NEW YORK _ For the first 20 minutes, the Penguins' game against the Rangers Tuesday night went mostly to script.
Penguins stars breaking out, the two-time defending champions overwhelming a Rangers team struggling to find its footing on the season.
The final 40 minutes _ and then some _ didn't quite follow suit, but it ended with two points in the standings for the Penguins.
The Penguins beat the Rangers, 5-4, as Evgeni Malkin scored the game-winner at 0:58 of overtime.
The Rangers appeared to be in line for the win until late in the third. David Desharnais scored his second goal of the game at 8:00 of the period to put the Rangers up 4-3.
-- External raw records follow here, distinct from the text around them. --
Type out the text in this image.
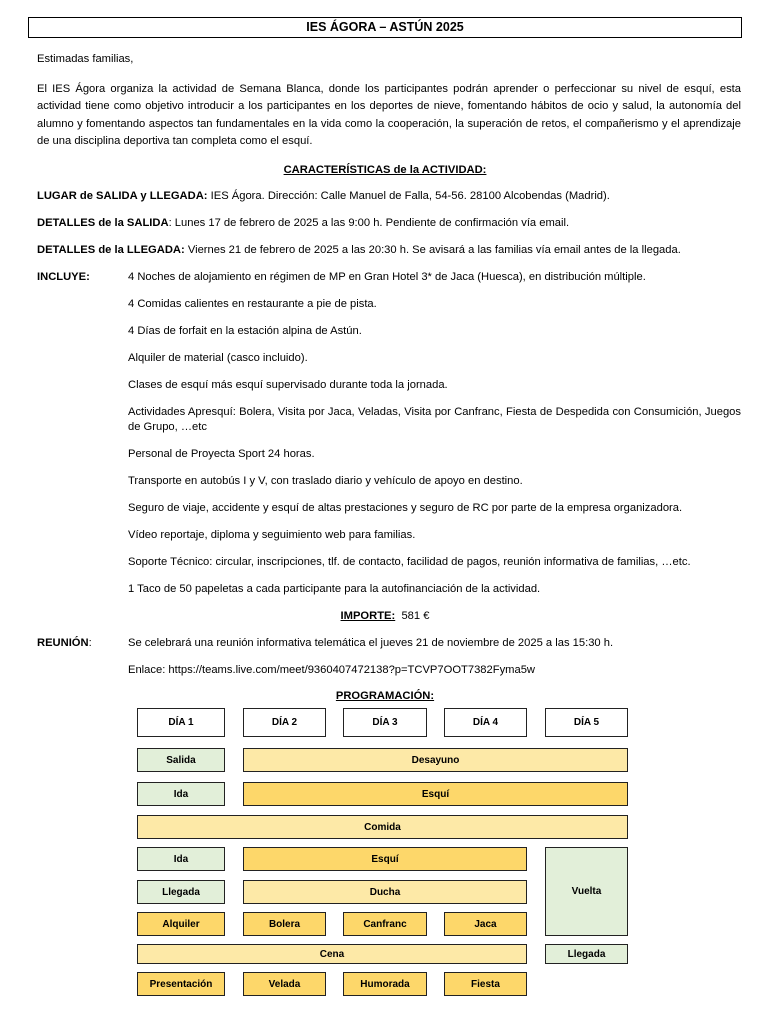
IES ÁGORA – ASTÚN 2025

Estimadas familias,

El IES Ágora organiza la actividad de Semana Blanca, donde los participantes podrán aprender o perfeccionar su nivel de esquí, esta actividad tiene como objetivo introducir a los participantes en los deportes de nieve, fomentando hábitos de ocio y salud, la autonomía del alumno y fomentando aspectos tan fundamentales en la vida como la cooperación, la superación de retos, el compañerismo y el aprendizaje de una disciplina deportiva tan completa como el esquí.

CARACTERÍSTICAS de la ACTIVIDAD:
LUGAR de SALIDA y LLEGADA: IES Ágora. Dirección: Calle Manuel de Falla, 54-56. 28100 Alcobendas (Madrid).
DETALLES de la SALIDA: Lunes 17 de febrero de 2025 a las 9:00 h. Pendiente de confirmación vía email.
DETALLES de la LLEGADA: Viernes 21 de febrero de 2025 a las 20:30 h. Se avisará a las familias vía email antes de la llegada.
INCLUYE:	4 Noches de alojamiento en régimen de MP en Gran Hotel 3* de Jaca (Huesca), en distribución múltiple.
4 Comidas calientes en restaurante a pie de pista.
4 Días de forfait en la estación alpina de Astún.
Alquiler de material (casco incluido).
Clases de esquí más esquí supervisado durante toda la jornada.
Actividades Apresquí: Bolera, Visita por Jaca, Veladas, Visita por Canfranc, Fiesta de Despedida con Consumición, Juegos de Grupo, …etc
Personal de Proyecta Sport 24 horas.
Transporte en autobús I y V, con traslado diario y vehículo de apoyo en destino.
Seguro de viaje, accidente y esquí de altas prestaciones y seguro de RC por parte de la empresa organizadora.
Vídeo reportaje, diploma y seguimiento web para familias.
Soporte Técnico: circular, inscripciones, tlf. de contacto, facilidad de pagos, reunión informativa de familias, …etc.
1 Taco de 50 papeletas a cada participante para la autofinanciación de la actividad.
IMPORTE: 581 €
REUNIÓN:	Se celebrará una reunión informativa telemática el jueves 21 de noviembre de 2025 a las 15:30 h.
Enlace: https://teams.live.com/meet/9360407472138?p=TCVP7OOT7382Fyma5w
PROGRAMACIÓN:
DÍA 1	DÍA 2	DÍA 3	DÍA 4	DÍA 5
Salida	Desayuno
Ida	Esquí
Comida
Ida	Esquí
Vuelta
Llegada	Ducha
Alquiler	Bolera	Canfranc	Jaca
Cena	Llegada
Presentación	Velada	Humorada	Fiesta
But Sidney Crosby tied the score with just 55 seconds remaining as he _ once again _ scored a goal few players can. From behind the goal line, Crosby banked the puck up and in off Rangers goalie Henrik Lundqvist. The Penguins tended to make things difficult, but they came away with the win.
For the first 20 minutes the Penguins appeared to be in for a relatively easy night, with both Phil Kessel and Carl Hagelin breaking out of slumps.
Kessel didn't wait long to break his four-game goalless stretch. Just 43 seconds into the game, Malkin found him moving down the right side of the ice. Kessel wound up from just above the right faceoff dot, and fired an absolute laser into the upper corner past Lundqvist.
The goal was Kessel's second of the season. If you forgot his first, that's understandable _ it was the Penguins' lone score in their 10-1 debacle in Chicago Oct. 5.
Hagelin, meanwhile, had actually gone the first six games without finding the back of the net, the only forward who has played every game on the top three lines to not score going into Tuesday night.
And his goal, which put the Penguins up 2-0 at 13:30 of the first period, didn't look all that different from Kessel's. Hagelin skated in 2-on-1 with fellow Swede Patric Hornqvist, and rather than pass, confidently ripped a wrist shot high and past Lundqvist.
It marked Hagelin's first goal since the empty-net score that clinched the Penguins' Stanley Cup championship last June.
After the first period, it looked like the Penguins would cruise to an easy win against a flailing Rangers team, which came into the game just 1-5-0 on the season.
But as the second period started, the teams appeared to reverse roles. The Penguins have been susceptible to shaky second periods this season, outscored 10-8 in the middle frames this season, and that was certainly the case Tuesday night.
The Rangers scored three goals in the span of 2:30 midway through the second period to storm back and take the lead. The latter two goals came on the power play with Crosby in the box for a four-minute high-sticking penalty. The entire period, really, was dominated by special teams, with the teams combining for 14 total penalty minutes.
After J.T. Miller's goal gave the Rangers the lead at 8:32 of the second, they came close to doubling their lead on more than one occasion. With the Penguins on their heels, the Rangers saw one scoring chance hit the post and another trickle just wide.
The Rangers also squandered a golden opportunity to extend their lead at the end of the second period, when Crosby and Hagelin were whistled for slashing penalties within three seconds of one another. They didn't score on the 5-on-3, though, and it was cut short after 1:44 when Chad Kreider was called for cross-checking.
With Kreider in the box, Hornqvist salvaged an otherwise-disastrous period for the Penguins. Occupying his normal spot in front of the net on the Penguins' top power play, Hornqvist redirected a pass from Kessel past Lundqvist and in to tie the score, 3-3, and send the Penguins to the locker room with some positive momentum.
They couldn't carry it over into the third, though. Malkin tried to give the Penguins some extra life when he fought Kevin Shattenkirk early in the period, but the only result was a two-minute roughing penalty and a brief trip to the locker room to get checked out for injury (he returned, unhurt).
Just before Malkin returned to the ice, though, the Rangers appeared to get the game-winner with Desharnais' second of the game, but Crosby and Malkin made sure that wasn't the case.
The Penguins return to action Friday, on the road, at Tampa Bay.